Although the aphidicolin treatment clearly stabilized chromosomal DmMCM2, the proportion of nuclei showing chromosomal staining varied from gland to gland (not shown), suggesting that inhibition of DNA synthesis may not have been efficient. This may be due to a substantial time, required for dissection, between the beginning of heat induction of cyclin E and the delivery of aphidicolin to the samples. As an alternative way to inhibit DNA synthesis, we added aphidicolin to the food of feeding third-instar larvae for 15 h. During this time, we expect that a large fraction of polytene nuclei would attempt endoreplication (Rudkin, 1972). We reasoned that the MCMs would bind to chromosomes as cells prepare to enter S phase (e.g., Fig. 4,B), but that the presence of aphidicolin would then block DNA synthesis. If DNA synthesis was required for dissociation of MCMs from chromosomes, we would essentially “trap” MCMs on polytene chromosomes of larvae that have been fed aphidicolin, but not in control larvae. After aphidicolin feeding, salivary glands were dissected, fixed, and stained for DmMCM2. Efficient retention of DmMCM2 on chromosomes was seen using this procedure (Fig. 5): 65% of nuclei in salivary glands of aphidicolin-fed larvae showed chromosomal DmMCM2 (data from four glands), compared to <5% in controls. Note that we do not expect to see retention of chromosomal MCMs in all the nuclei. This is because at the beginning of the experiment some of the nuclei would have been in S phase with MCMs dissociated from chromosomes and may have remained arrested in this state in the presence of aphidicolin. In addition, because of asynchrony in endocycles, some of the nuclei may not have gone through the period of loading MCMs onto DNA during the course of aphidicolin feeding.
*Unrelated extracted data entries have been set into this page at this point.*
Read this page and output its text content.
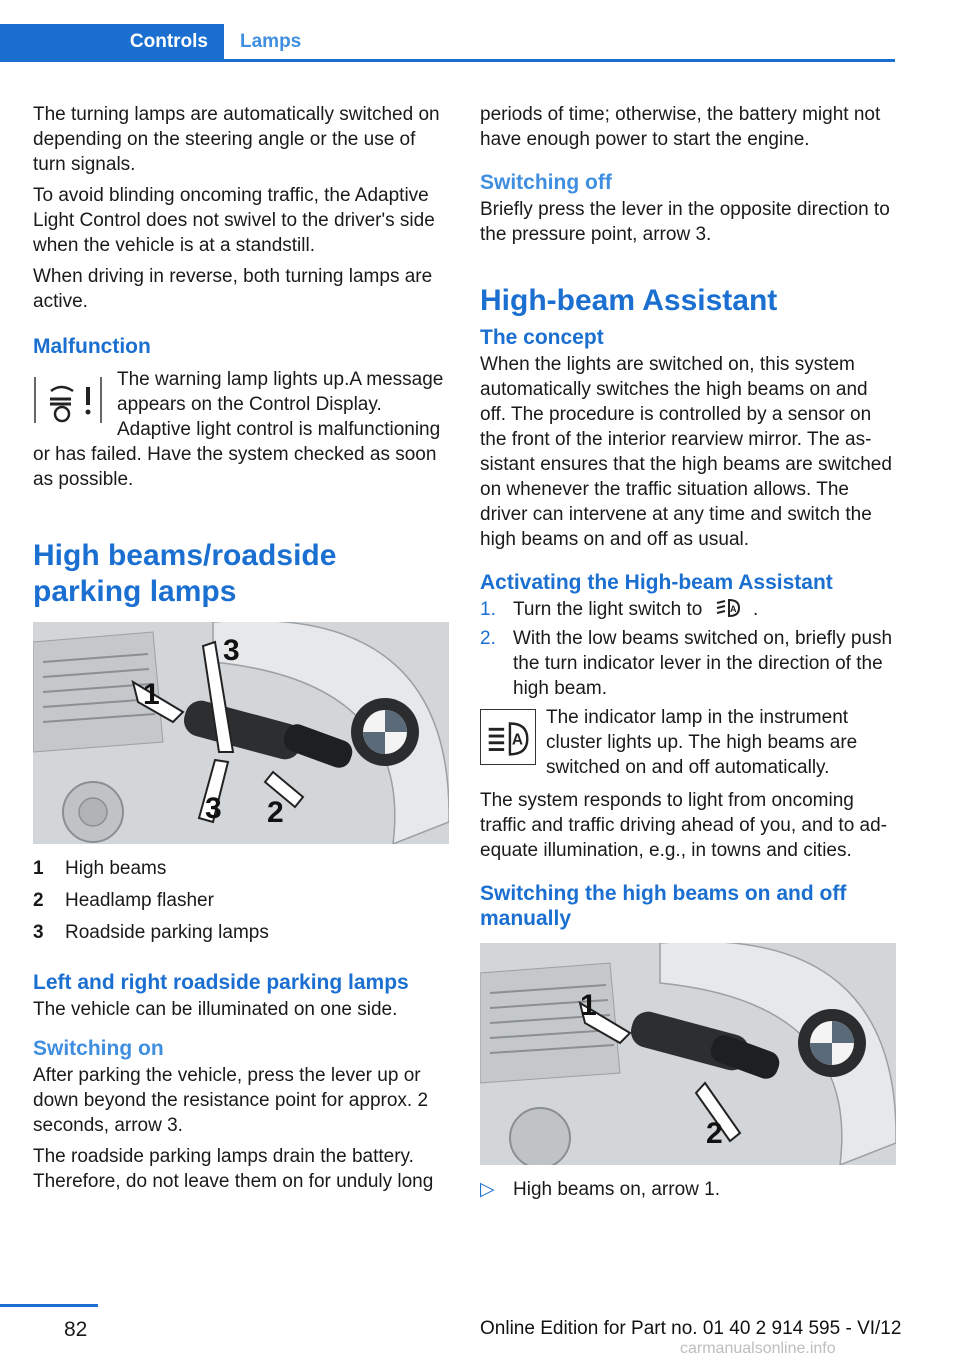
Controls	Lamps

The turning lamps are automatically switched on depending on the steering angle or the use of turn signals.

To avoid blinding oncoming traffic, the Adaptive Light Control does not swivel to the driver's side when the vehicle is at a standstill.

When driving in reverse, both turning lamps are active.

Malfunction

The warning lamp lights up.A message appears on the Control Display. Adaptive light control is malfunctioning or has failed. Have the system checked as soon as possible.

High beams/roadside parking lamps
1
3
2
3
1	High beams
2	Headlamp flasher
3	Roadside parking lamps
Left and right roadside parking lamps

The vehicle can be illuminated on one side.

Switching on

After parking the vehicle, press the lever up or down beyond the resistance point for approx. 2 seconds, arrow 3.

The roadside parking lamps drain the battery. Therefore, do not leave them on for unduly long

periods of time; otherwise, the battery might not have enough power to start the engine.

Switching off

Briefly press the lever in the opposite direction to the pressure point, arrow 3.

High-beam Assistant
The concept

When the lights are switched on, this system automatically switches the high beams on and off. The procedure is controlled by a sensor on the front of the interior rearview mirror. The assistant ensures that the high beams are switched on whenever the traffic situation allows. The driver can intervene at any time and switch the high beams on and off as usual.

Activating the High-beam Assistant
1. Turn the light switch to	A .
2. With the low beams switched on, briefly push the turn indicator lever in the direction of the high beam.
A

The indicator lamp in the instrument cluster lights up. The high beams are switched on and off automatically.

The system responds to light from oncoming traffic and traffic driving ahead of you, and to adequate illumination, e.g., in towns and cities.

Switching the high beams on and off manually
1
2
▷ High beams on, arrow 1.
82	Online Edition for Part no. 01 40 2 914 595 - VI/12
carmanualsonline.info
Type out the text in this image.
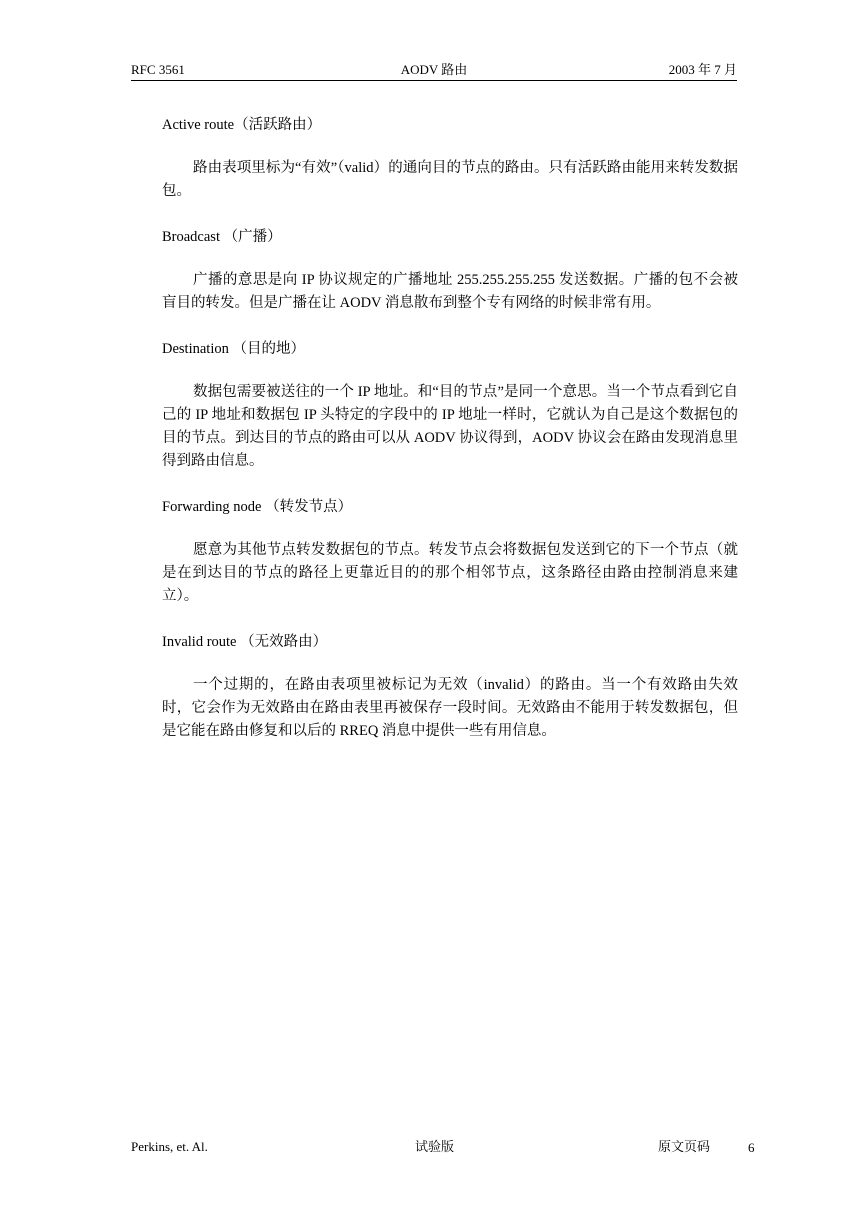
RFC 3561	AODV 路由	2003 年 7 月

Active route（活跃路由）

路由表项里标为“有效”（valid）的通向目的节点的路由。只有活跃路由能用来转发数据包。

Broadcast （广播）

广播的意思是向 IP 协议规定的广播地址 255.255.255.255 发送数据。广播的包不会被盲目的转发。但是广播在让 AODV 消息散布到整个专有网络的时候非常有用。

Destination （目的地）

数据包需要被送往的一个 IP 地址。和“目的节点”是同一个意思。当一个节点看到它自己的 IP 地址和数据包 IP 头特定的字段中的 IP 地址一样时，它就认为自己是这个数据包的目的节点。到达目的节点的路由可以从 AODV 协议得到，AODV 协议会在路由发现消息里得到路由信息。

Forwarding node （转发节点）

愿意为其他节点转发数据包的节点。转发节点会将数据包发送到它的下一个节点（就是在到达目的节点的路径上更靠近目的的那个相邻节点，这条路径由路由控制消息来建立）。

Invalid route （无效路由）

一个过期的，在路由表项里被标记为无效（invalid）的路由。当一个有效路由失效时，它会作为无效路由在路由表里再被保存一段时间。无效路由不能用于转发数据包，但是它能在路由修复和以后的 RREQ 消息中提供一些有用信息。

Perkins, et. Al.	试验版	原文页码	6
On the basis of these data, we conclude that DNA replication is required for dissociation of DmMCM2 from the chromosomes.

For a nucleus to replicate its DNA, two components are thought to be needed: signals that trigger DNA synthesis and the competence to respond to these signals, referred to as “replication competence” (for reviews see Heichman and Roberts, 1994; Su et al., 1995; Wuarin and Nurse, 1996). The replication competence of a nucleus oscillates during progression through a mitotic cycle. Importantly, coupling between mitosis and the acquisition of replication competence limits DNA replication to once per mitotic cell cycle. Coordinating DNA replication with mitotic cell cycle progress is thought to involve MCM proteins that cycle between chromosome-bound and free states in conjunction with cell cycle progression (for reviews see Tye, 1994; Chong et al., 1996; Kearsey et al., 1996; Romanowski and Madine, 1996). However, exceptions to the coupling of S phase to mitosis occur. In Drosophila endoreplication cycles, DNA is replicated in discrete S phases that are separated by gap phases. We have examined the behavior of MCMs in Drosophila endocycles to ask if these proteins cycle between chromosome-bound and free states in conjunction with progress of an endocycle. Analysis of larval salivary glands showed that (a) cyclin E can induce polytene cells in gap phase to synthesize DNA, (b) MCM proteins can be either chromosome associated or dissociated in polytene cells and cyclin E can promote chromosome association of DmMCM2 in permissive stages of the cycle, and (c) DNA replication results in dissociation of DmMCM2 from chromosomes. These findings demonstrate that localization of MCMs to chromatin in endocycles is coupled to S phase, as in mitotic cycles, despite the absence of mitosis in endocycles. The observed induction of MCM–chromosome association in response to cyclin E is novel and is compatible with other observations in mitotic cycles and endocycles as described below.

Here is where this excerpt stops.